Alex is very much coming from a guitar [standpoint]. He’s not a drummer so sometimes he writes drum parts on software and makes things I definitely wouldn’t have thought of. It’s quite fun. Like “Warm Healer”, he wrote that on a laptop. I remember thinking, “That’s really quite strange,” trying to play that and make it feel okay. That’s in 6/4 I think.

It’s a fun band to be a drummer in because they’re always trying to do – actually on this album we’re probably feeling a bit more comfortable playing more obvious parts – but on the whole of it, we’re trying to find fresh ways other than just 2 and 4. But as I say quite a lot, sometimes clichés are clichés because they are the best ways.

Sometimes, well, I can’t play [a song] because I don’t have enough arms. It’s an interesting process of a little bit of back and forth. But the odd part, because of the way they write, is they start with the drums first. I do get some programmed beats, but as a whole they’ll base a song on drums anyway and then it’ll be reverse engineering.

Lead singer Jonathan Higgs (Everything Everything Facebook)

Are there any songs you’re particularly fond of playing? What about on the new album?

I enjoy them for different reasons. On “Get To Heaven”, it’s not the most innovative drum part but it serves the song well. I like how simple it is. Especially the most “interesting” songs — the hardest ones to play — I like playing them, but sometimes I’m like, “Shit this is tricky.” Whereas something like “Spring/Sun/Winter/Dread”, I can play this and not really think too hard.
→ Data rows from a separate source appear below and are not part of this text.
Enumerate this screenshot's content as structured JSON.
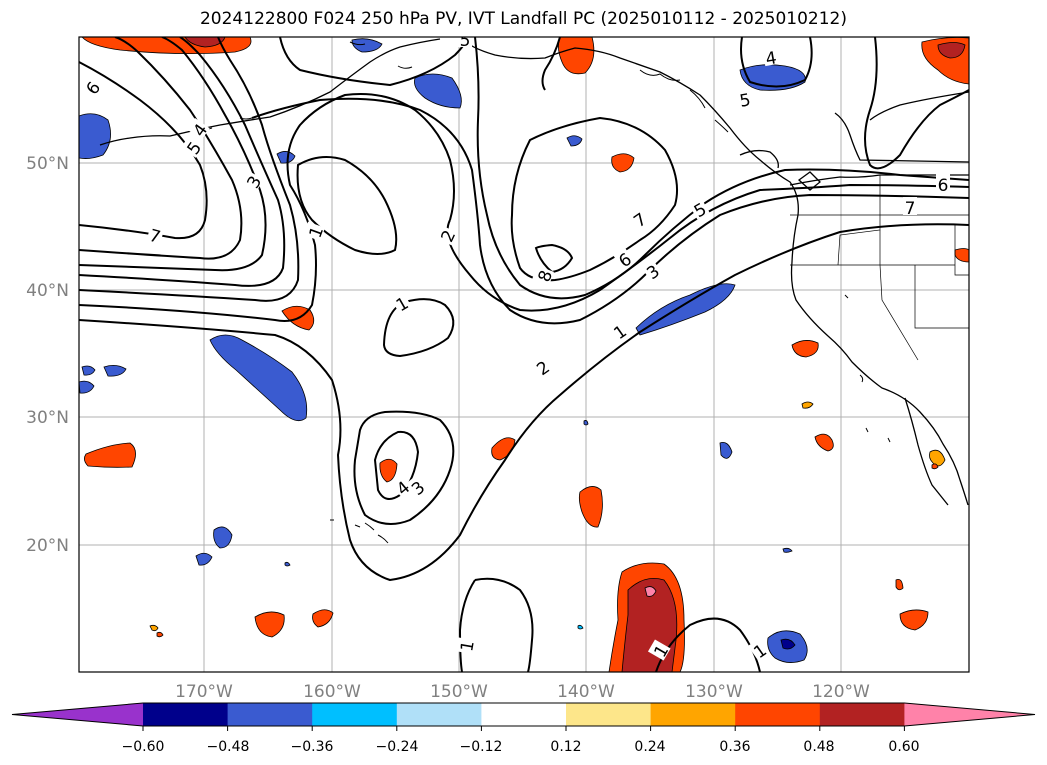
{
  "title": "2024122800 F024 250 hPa PV, IVT Landfall PC (2025010112 - 2025010212)",
  "lat_labels": [
    "50°N",
    "40°N",
    "30°N",
    "20°N"
  ],
  "lon_labels": [
    "170°W",
    "160°W",
    "150°W",
    "140°W",
    "130°W",
    "120°W"
  ],
  "colorbar": {
    "tick_labels": [
      "−0.60",
      "−0.48",
      "−0.36",
      "−0.24",
      "−0.12",
      "0.12",
      "0.24",
      "0.36",
      "0.48",
      "0.60"
    ],
    "colors": [
      "#9932cc",
      "#00008b",
      "#3a5bd0",
      "#00bfff",
      "#b0e0f8",
      "#ffffff",
      "#fde68a",
      "#ffa500",
      "#ff4500",
      "#b22222",
      "#ff82a9"
    ]
  },
  "contour_labels": {
    "c6_nw": "6",
    "c5_nw": "5",
    "c4_nw": "4",
    "c3_a": "3",
    "c7_w": "7",
    "c1_a": "1",
    "c2_a": "2",
    "c1_b": "1",
    "c8": "8",
    "c7_n": "7",
    "c6_n": "6",
    "c5_e": "5",
    "c3_n": "3",
    "c1_e": "1",
    "c2_c": "2",
    "c3_s": "3",
    "c4_s": "4",
    "c5_top": "5",
    "c4_ne": "4",
    "c5_ne": "5",
    "c6_e": "6",
    "c7_e": "7",
    "c1_sw": "1",
    "c1_s": "1",
    "c1_se": "1"
  }
}
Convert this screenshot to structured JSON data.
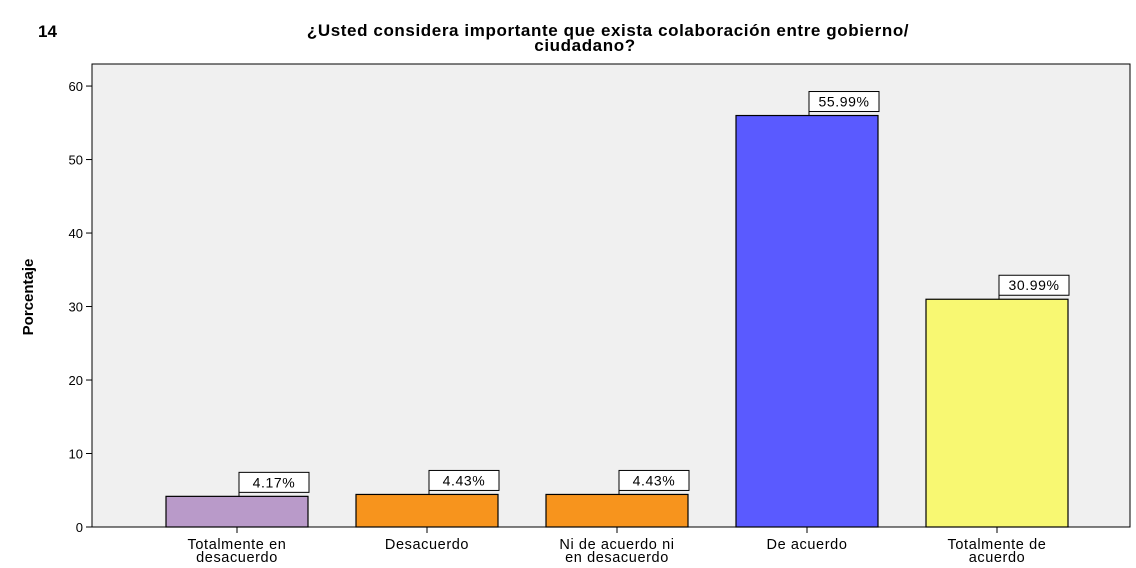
{
  "chart_data": {
    "type": "bar",
    "number": "14",
    "title": [
      "¿Usted considera importante que exista colaboración entre gobierno/",
      "ciudadano?"
    ],
    "y_label": "Porcentaje",
    "categories": [
      "Totalmente en desacuerdo",
      "Desacuerdo",
      "Ni de acuerdo ni en desacuerdo",
      "De acuerdo",
      "Totalmente de acuerdo"
    ],
    "values": [
      4.17,
      4.43,
      4.43,
      55.99,
      30.99
    ],
    "value_labels": [
      "4.17%",
      "4.43%",
      "4.43%",
      "55.99%",
      "30.99%"
    ],
    "colors": [
      "#b99ac9",
      "#f7941d",
      "#f7941d",
      "#5a5aff",
      "#f8f872"
    ],
    "ylim": [
      0,
      63
    ],
    "yticks": [
      0,
      10,
      20,
      30,
      40,
      50,
      60
    ],
    "grid": false
  }
}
I got good at playing “Warm Healer”. When I was playing that well, it was cool. It’s really fiddly and it was just fun playing that song in quite big venues. I’ve been really enjoying playing one called “Black Hyena”, which is a loop through but it’s kind of odd, I like playing it. It’s a bit strange. I think the fans are going to like that one.

Does the group have a vision for future music?

We have loads of just kind of quiet songs, but we said, “Do we want to make a record like this?” We decided to make this full-throttle vibrant pop record. The other thing is it’s four people in the band, and we have different ideas of what we want this record to be. If a song doesn’t make it to the end, the actual end product is the tip of the iceberg.

There’s stuff that doesn’t get used, or demos along the way. We released the EP after the last record [of songs] that didn’t fit. Like “Breadwinner”, you can tell it wouldn’t fit onto “A Fever Dream”. It’s a different vibe.

What advice do you have for college students trying to break into the music industry or start a band of their own?

If I’m being honest, it’s important to be authentic to yourself and honest and just make stuff that you really believe in. If you are lucky enough to be given a chance to make something of your own, you might as well try to make it as authentic to you as possible and not guess what other people might want because I think that’s a problem a lot of people have. They want to be successful, but they want the successful bit first. But I think people are clever and smart and know if you’re being authentic. They can smell it.

So, rather than thinking, “How do I do be successful?” it’s more of, “How do I do the thing I want to do as well as possible?” Then you hope that other people will resonate with that and react to it. Our band, we could be more commercial, we could make things a bit simpler and have a more radio kind of sound, but it’s just not really quite what we want our music to be. We’ve stuck to our guns, and that’s not always the easy thing to do, but it feels like we’ve done what we want to do. As a band you have to justify your work to each other, be honest to yourself, work hard and hope the other stuff follows.

We also have a loyal fanbase. We feel very lucky to have our fanbase and that they’re open-minded. When we change things up a bit they come with us, they stick with us and they’re patient with us. It’s very hard to get that and we feel very grateful.